Although there are several other products from other vendors in the works, Impala is the first “low-latency SQL-on-Hadoop” product released for production use. Cloudera competitors Hortonworks, MapR, IBM, and others have several competing products in the pipeline, and each is already touting their product benefits over Impala. The first of those products is scheduled for production for general availability in the third quarter of this year. By that time, Impala will have not only soaked up more market share, but will have probably already delivered many functionality improvements on its aggressive roadmap. It will be very difficult for others to catch up, and it’s doubtful that Cloudera will let them. In reality, the products are likely to differentiate much, making Impala the default choice due to both its maturity and industry-leader backing.
Only Impala can currently boast more than 40 enterprise users, and already companies like Expedia, 37Signals, Monsanto, and others are squeezing true business value out of this engine and this engine alone.

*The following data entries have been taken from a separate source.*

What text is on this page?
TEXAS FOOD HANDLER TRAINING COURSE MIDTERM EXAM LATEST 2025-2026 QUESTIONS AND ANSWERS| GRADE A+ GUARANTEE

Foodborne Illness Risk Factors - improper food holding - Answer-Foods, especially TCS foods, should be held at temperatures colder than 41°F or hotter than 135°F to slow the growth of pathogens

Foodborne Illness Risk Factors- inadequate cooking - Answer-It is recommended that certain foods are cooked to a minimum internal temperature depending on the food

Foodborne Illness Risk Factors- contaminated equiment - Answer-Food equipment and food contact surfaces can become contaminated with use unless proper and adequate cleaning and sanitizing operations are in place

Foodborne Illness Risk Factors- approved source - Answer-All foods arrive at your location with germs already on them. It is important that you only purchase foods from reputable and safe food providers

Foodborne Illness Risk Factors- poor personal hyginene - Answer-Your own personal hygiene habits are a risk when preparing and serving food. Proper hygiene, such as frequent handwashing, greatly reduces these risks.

Impala delivers one of the most highly requested attributes that Hadoop has always been lacking: faster responses to queries. In exchange for a slightly smaller feature set, it enables us near real-time querying of our data. For businesses that have been on the sidelines waiting for that speed, or for organizations that have been struggling to make their MR jobs run faster, now may be the time to jump on the Hadoop bandwagon and begin realizing the many advantages of Impala.